Но Данаю больше всего интересовало, что было внутри «Вог». В журнале была опубликована новая коллекция одежды, и если Брахман показал издателям ее лондонские фотографии, если ей повезло и им они понравились, тогда ее фотографии должны были появиться в этом номере.
И если они действительно были в нем напечатаны, то вся ее жизнь могла перемениться самым решительным образом. Она смотрела на журнал, не желая открывать его, боясь разочарования, если не увидит фотографии, сделанные ею, вспоминая Брахмана и то, как все это началось – и чем закончилось.
Превращение Данаи из девушки на побегушках, разносившей почту, чай и исполняющей роль Пятницы при Брахмане – знаменитом фотографе международного класса, в Данаю Лоренс, второго помощника Брахмана, произошло совершенно неожиданно, хотя она работала с ним уже девять месяцев. Это можно было сравнить, думала она, с ее вторым рождением.
Через студию Брахмана, в отлично отреставрированном доме из красного кирпича на Двадцать шестой улице, проходила нескончаемая вереница всемирных знаменитостей – известных и которым предстояло еще вкусить славу. Там бывали гонщики, рок-звезды, титулованные члены королевских семей, дизайнеры и художники. Даная знала их всех, хотя они, естественно, встретив на улице, не узнали бы эту высокую худенькую девушку с рыжими волосами. Но сама она знала их хорошо. Она готовила для них бесчисленное количество чашек «Эрл Грей»,[7] который обожал Брахман, она выручала их расческой или блеском для губ, бегала за пачками салфеток, которыми они поправляли свой грим или вытирали нечаянно пролитый чай. Она открывала бесконечные бутылки дешевого белого вина, которое, по словам Брахмана, было привезено с родины его предков Венгрии и которое, как утверждали многие, напоминало уксус и разъедало эмаль на зубах. Даная занимала его знаменитым клиентам мелочь для телефонных звонков и доллары на такси, но категорически отказывалась принимать от них чеки (так приказал Брахман). После съемок именно Даная убирала в студии, выбрасывая оставшиеся салфетки со следами косметики и забытые пудреницы и тени, аккуратно развешивая на металлические плечики красивую одежду, которую потом забирал стилист из журнала или из дома моделей. А в конце ее длинного рабочего дня она не торопилась уходить, любуясь дорогостоящим фотооборудованием. Она убирала отполированные линзы в кожаные чехлы с бархатной прокладкой, возвращала на место великолепный «Хассельблад», сверхчувствительный «Никон», «Роллей» и «Лейку»[8] – дань мастера самой лучшей технике, из которой она не могла позволить себе ни единой вещи.

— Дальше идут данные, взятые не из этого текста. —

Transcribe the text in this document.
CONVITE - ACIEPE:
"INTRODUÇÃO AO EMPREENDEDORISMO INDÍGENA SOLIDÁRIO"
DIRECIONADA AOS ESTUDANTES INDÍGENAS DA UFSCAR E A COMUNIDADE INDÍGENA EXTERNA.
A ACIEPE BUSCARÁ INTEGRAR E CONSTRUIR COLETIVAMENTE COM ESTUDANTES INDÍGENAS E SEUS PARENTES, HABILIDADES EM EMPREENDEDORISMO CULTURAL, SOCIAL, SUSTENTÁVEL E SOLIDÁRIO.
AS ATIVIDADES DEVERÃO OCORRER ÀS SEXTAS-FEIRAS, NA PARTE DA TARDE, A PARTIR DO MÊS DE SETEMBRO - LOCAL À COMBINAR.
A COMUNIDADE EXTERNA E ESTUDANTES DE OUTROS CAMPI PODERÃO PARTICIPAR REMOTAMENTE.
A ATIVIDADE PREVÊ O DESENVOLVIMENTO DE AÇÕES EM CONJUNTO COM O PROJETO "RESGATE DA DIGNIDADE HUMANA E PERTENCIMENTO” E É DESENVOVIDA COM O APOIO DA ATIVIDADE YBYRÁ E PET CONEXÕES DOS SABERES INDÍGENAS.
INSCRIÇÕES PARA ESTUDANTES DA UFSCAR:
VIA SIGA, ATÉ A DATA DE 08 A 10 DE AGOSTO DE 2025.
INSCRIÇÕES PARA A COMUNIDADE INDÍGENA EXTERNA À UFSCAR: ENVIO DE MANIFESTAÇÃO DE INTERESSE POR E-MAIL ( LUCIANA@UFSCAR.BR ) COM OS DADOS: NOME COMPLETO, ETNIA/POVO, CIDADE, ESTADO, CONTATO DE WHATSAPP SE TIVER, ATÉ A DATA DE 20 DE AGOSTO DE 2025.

Прошло всего каких-то два месяца с тех пор, как Брахман стал замечать ее присутствие. Венгерские жгуче-черные глаза, которые, казалось, постоянно горели от гневного возбуждения, заставляя посетителей покорно выполнять его приказания, однажды на секунду задержались на ней, когда она протягивала ему чашку с блюдцем из белого фаянса. Тонкий кружок лимона плавал на янтарной поверхности ароматного чая. Сделав глоток, Брахман одобрительно кивнул и на этот раз посмотрел на нее с интересом.